« A 20 ans quand tu arrives à l’université, tu veux seulement manger la vie. Les gos étaient belles, mes parents avaient un peu… J’étais en haut »

C’est ainsi qu’Arthur commence à me raconter son histoire.

« A l’époque, j’avais bien sûr été sensibilisé dans le cadre de la lutte contre le Sida. Mais ça me semblait lointain. Et puis je ne couchais qu’avec des filles bio. De celles qui ont l’air vraiment propre… C’était bête »

Entre deux cours, Arthur entretenait trois liaisons et quelques autres conquêtes. Il suffisait qu’il invite une fille à réviser dans sa chambre ou qu’il la drague dans une des nombreuses soirées du campus pour en obtenir les faveurs. Il se protège avec ses conquêtes mais pas avec ses « titulaires ». Ce sont des filles « bien ». Pour lui, demander ou même penser à faire un test c’est un peu une insulte. C’est vrai qu’il a bien peur qu’elles tombent enceinte mais bon il sait se retirer.

« J’avais de bons résultats scolaires alors mes parents m’envoyaient plus d’argent. J’étais vraiment heureux. Je faisais partie des boss du campus »

En fin d’année, il obtient même un stage dans une multinationale grâce à un oncle bien placé. Le saint graal. Sa côte grimpe encore plus… Arthur est sur un nuage et va sereinement faire ses examens médicaux. Le lendemain en arrivant au Centre, on lui demande de s’asseoir dans une salle à part afin de rencontrer le médecin. Il tique mais ne s’alarme pas, trop préoccupé par son futur challenge. Dans le bureau du médecin ce dernier ne mâche pas ses mots et lui demande de but en blanc « mon fils… sais tu ce que c’est que le SIDA ? »

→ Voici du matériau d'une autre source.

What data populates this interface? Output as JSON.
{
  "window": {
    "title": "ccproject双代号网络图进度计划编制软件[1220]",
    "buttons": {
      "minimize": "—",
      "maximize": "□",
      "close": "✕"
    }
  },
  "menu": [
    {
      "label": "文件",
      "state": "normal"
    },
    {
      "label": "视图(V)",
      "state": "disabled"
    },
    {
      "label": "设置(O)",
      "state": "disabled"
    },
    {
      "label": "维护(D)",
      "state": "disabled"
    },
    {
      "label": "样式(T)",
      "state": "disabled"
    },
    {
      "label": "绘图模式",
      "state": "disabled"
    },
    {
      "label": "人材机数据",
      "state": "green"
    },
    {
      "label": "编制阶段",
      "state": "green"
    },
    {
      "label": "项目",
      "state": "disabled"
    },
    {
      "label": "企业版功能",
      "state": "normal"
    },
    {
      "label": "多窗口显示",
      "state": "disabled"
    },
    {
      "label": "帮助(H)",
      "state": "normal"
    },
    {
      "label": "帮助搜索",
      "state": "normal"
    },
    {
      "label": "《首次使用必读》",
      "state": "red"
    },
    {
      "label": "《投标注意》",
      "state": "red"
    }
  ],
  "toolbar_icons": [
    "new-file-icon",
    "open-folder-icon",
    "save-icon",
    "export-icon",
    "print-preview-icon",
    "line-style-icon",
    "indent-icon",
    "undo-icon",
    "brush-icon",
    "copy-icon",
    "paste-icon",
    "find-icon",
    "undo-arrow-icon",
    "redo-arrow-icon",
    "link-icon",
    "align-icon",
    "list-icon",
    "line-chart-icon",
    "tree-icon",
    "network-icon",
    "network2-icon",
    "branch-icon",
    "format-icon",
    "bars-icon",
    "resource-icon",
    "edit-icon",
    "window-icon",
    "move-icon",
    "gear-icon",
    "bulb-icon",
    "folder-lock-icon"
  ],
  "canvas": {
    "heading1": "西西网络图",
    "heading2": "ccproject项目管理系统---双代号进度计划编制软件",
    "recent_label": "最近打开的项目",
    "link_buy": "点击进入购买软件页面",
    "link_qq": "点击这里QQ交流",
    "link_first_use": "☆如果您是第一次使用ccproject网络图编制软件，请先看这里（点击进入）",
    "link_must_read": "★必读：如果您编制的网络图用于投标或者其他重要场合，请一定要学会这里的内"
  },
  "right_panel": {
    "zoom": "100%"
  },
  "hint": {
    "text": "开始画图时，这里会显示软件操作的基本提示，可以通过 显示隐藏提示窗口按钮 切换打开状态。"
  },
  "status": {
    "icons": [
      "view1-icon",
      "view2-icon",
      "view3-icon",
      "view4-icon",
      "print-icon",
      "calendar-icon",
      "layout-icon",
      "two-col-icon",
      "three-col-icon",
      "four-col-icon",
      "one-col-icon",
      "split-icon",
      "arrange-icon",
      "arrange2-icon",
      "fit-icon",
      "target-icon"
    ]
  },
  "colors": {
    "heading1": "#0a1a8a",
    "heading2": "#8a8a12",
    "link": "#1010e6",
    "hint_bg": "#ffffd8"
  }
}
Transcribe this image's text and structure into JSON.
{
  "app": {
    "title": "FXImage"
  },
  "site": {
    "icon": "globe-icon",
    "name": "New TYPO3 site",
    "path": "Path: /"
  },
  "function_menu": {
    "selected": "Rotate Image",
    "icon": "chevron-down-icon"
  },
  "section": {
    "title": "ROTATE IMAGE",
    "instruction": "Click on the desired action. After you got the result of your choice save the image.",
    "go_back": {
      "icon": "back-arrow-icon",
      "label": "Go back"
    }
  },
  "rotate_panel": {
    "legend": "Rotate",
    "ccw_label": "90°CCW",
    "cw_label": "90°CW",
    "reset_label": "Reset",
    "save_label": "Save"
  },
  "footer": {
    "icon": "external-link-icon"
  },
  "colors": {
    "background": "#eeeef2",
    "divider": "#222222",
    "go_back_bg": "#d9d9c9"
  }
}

« C’était comme recevoir un coup de poing dans le ventre. Mon souffle s’est coupé, je ne respirais plus. J’avais le SIDA dont on parle à la télé »

 

Le médecin lui glisse ses résultats et tout le reste est toujours complètement flou pour lui. Les recommandations, les conseils, l’infirmière qui vient le tirer de sa torpeur… Arthur ne dit plus un mot. Il se taira pendant trois jours. Avant de s’effondrer et de pleurer les trois jours suivants. Arthur pense que sa vie est finie. Les semaines qui passent sont comme dans un film. Il multiplie les rendez-vous à l’hôpital pour caler son traitement et faire des examens supplémentaires. Le plus dur est d’appeler ses copines : il a peur que tout le monde soit au courant. Ses parents, sa famille, ses amis… Que leur dira-t-il ? Pendant un mois il se renferme et se morfond. Sa date de stage approche mais il ne trouve pas la force de continuer ses démarches.

 

Il sait désormais qu’en ayant une hygiène de vie stricte il pourra vivre avec la maladie à la condition de prendre le traitement tous les jours à la même heure. Mais lui, veut mourir. Il a bien trop honte. Pourquoi lui ? Pourquoi cette saleté ? Quand il sort, il a l’impression que le virus va sortir de son corps et s’afficher sur sa peau. Petit à petit, il déprime et décroche de la fac. Il s’enferme dans sa chambre et ment à ses parents que tout va bien.

Au bout d’un mois, son oncle débarque sur le campus : le stage n’a plus de nouvelles d’Arthur. Il s’inquiète. C’est sa première confrontation avec le monde extérieure. La première fois qu’il a pu dire de sa bouche « j’ai le Sida ». Effaré, son oncle appelle ses parents qui débarquent dans l’heure. Sa mère a hurlé, arguant qu’on avait lancé la « sorcellerie » à son fils. Son père plus pragmatique lui a demandé de n’en parler à personne. Il devait quitter sa chambre universitaire et poursuivre ses cours en vivant dans la maison familiale. Mais Arthur a tenu à informer ses trois copines.  Si les deux premières se sont effondrées, la troisième semblait passive, assez pour qu’il comprenne qu’elle se savait déjà malade. L’avait-elle contaminé ? Ou était-ce l’inverse ? Sa charge virale ne permettait pas de le dire.  Il ne le saura donc jamais vraiment.

 

 

Aujourd’hui Arthur est dans une école de commerce où il passe son master. Il vit comme tout le monde mais ne boit pas, ne fume pas, mange sain et ne sort presque pas. Il est célibataire car il a trop peur d’en parler et d’être jugé… pour l’instant. Comme lui 540.000 personnes vivent au quotidien avec le VIH au Cameroun dont 67% de femmes.

Si on peut y survivre, le traitement reste lourd et demande beaucoup de discipline. La meilleure solution reste de se protéger ou de pratiquer l’abstinence.